Get Copilot if you are an iPhone-first person who wants a clear view of your money without a lot of setup. If you've tried budgeting before and quit because it was too much work, Copilot is worth trying. The automation does most of the heavy lifting.

Skip Copilot if you're on Android, outside the US, or want something with a free tier. Also skip it if you hate subscription apps on principle. There's no lifetime purchase option here.

If you're a spreadsheet person who wants full control over every row: you'll probably end up fighting Copilot more than using it. The app is opinionated. Sometimes that's the right call. Sometimes you want your own system.

The 4.8 rating across 28,000 reviews isn't an accident. Most people who stick with this app end up genuinely using it. That's a harder thing to achieve than it looks.

FAQ

Is Copilot safe to connect my bank accounts to?

Copilot uses Plaid, the same service that powers Venmo, Robinhood, and most major fintech apps. It's read-only access — Copilot can see your transactions, but cannot move money. Bank-level encryption applies throughout. The main risk, as with any third-party link, is that you're trusting Plaid's security in addition to Copilot's. Both have strong track records.

Does Copilot work outside the United States?

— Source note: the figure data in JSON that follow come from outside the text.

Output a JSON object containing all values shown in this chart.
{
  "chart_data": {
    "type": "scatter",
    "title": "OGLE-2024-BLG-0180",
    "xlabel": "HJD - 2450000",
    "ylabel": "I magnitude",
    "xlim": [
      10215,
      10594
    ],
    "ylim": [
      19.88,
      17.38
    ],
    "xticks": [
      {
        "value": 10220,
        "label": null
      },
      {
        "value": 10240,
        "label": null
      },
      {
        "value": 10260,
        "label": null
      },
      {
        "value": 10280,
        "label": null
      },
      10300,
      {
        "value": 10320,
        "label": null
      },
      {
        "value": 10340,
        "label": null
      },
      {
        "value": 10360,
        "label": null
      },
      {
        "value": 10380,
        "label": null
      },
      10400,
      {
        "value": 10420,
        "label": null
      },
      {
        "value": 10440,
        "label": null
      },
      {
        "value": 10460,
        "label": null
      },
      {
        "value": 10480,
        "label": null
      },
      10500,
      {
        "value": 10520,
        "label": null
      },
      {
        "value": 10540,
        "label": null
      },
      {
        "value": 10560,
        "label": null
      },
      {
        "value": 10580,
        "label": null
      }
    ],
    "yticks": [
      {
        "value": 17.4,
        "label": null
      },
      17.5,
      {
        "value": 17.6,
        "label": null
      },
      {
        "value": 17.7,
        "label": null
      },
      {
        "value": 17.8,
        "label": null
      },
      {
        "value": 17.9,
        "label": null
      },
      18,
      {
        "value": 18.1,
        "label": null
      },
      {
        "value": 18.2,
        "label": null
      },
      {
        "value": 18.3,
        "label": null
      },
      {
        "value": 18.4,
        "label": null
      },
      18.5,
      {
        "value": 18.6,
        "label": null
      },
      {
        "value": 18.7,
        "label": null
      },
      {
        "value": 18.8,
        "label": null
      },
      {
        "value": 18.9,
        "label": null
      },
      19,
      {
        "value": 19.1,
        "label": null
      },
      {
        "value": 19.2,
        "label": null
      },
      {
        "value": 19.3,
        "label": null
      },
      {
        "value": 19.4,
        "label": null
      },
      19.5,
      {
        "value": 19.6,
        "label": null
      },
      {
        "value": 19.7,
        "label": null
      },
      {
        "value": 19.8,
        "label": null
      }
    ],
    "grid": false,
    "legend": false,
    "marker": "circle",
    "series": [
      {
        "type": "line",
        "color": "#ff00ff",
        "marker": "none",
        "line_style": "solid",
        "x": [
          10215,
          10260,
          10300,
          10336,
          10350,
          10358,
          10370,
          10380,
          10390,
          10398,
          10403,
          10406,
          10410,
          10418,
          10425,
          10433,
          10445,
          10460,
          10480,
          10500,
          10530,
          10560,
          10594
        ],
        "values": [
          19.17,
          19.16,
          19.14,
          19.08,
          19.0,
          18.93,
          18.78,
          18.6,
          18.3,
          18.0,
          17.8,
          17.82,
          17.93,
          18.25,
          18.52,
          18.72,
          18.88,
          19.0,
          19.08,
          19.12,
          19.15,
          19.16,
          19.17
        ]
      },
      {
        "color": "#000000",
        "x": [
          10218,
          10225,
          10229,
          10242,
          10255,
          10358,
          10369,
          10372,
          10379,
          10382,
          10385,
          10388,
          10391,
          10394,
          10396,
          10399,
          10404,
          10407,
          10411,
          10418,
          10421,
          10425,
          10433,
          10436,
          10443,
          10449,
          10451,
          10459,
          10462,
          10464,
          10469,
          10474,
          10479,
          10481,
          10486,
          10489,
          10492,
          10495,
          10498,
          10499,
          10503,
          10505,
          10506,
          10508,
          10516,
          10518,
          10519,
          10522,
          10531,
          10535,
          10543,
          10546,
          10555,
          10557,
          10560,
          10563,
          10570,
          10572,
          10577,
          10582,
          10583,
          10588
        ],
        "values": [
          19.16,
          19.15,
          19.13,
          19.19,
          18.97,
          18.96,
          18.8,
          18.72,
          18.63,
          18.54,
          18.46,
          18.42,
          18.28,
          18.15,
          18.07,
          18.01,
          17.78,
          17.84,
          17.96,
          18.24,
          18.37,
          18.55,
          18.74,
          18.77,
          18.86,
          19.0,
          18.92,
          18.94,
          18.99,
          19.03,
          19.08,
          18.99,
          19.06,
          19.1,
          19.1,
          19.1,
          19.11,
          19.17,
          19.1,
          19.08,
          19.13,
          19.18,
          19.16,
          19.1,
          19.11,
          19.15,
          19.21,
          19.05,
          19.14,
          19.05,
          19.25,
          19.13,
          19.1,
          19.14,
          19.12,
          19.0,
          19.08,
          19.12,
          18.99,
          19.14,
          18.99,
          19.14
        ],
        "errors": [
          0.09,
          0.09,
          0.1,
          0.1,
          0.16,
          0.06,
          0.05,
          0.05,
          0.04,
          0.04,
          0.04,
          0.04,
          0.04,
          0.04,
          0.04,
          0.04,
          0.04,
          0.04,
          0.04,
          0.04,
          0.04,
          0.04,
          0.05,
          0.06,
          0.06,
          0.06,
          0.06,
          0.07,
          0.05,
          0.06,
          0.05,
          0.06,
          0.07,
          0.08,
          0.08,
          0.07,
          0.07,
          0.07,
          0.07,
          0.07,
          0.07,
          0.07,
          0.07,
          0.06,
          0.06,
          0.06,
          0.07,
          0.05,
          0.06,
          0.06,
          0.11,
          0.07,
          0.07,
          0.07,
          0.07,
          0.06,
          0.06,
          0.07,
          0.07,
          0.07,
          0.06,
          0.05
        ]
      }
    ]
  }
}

No. Copilot only supports US bank accounts. If your accounts are in Canada, the UK, or anywhere else, this app won't connect to them. Monarch Money and some other apps have broader international coverage.

Can I use Copilot with my partner or spouse?

Copilot recently added shared access features. You can invite a partner to see the same accounts and data. It's not a full joint-budgeting workflow like some dedicated couples finance apps, but it covers the basics. Both people can see the same dashboard, which is usually enough.

What happens to my data if I cancel?

Your data stays in the app for a grace period after cancellation. You lose access to syncing and new features, but you can export your transaction history before you go. Copilot doesn't delete your data the moment a subscription lapses, which is a reasonable policy.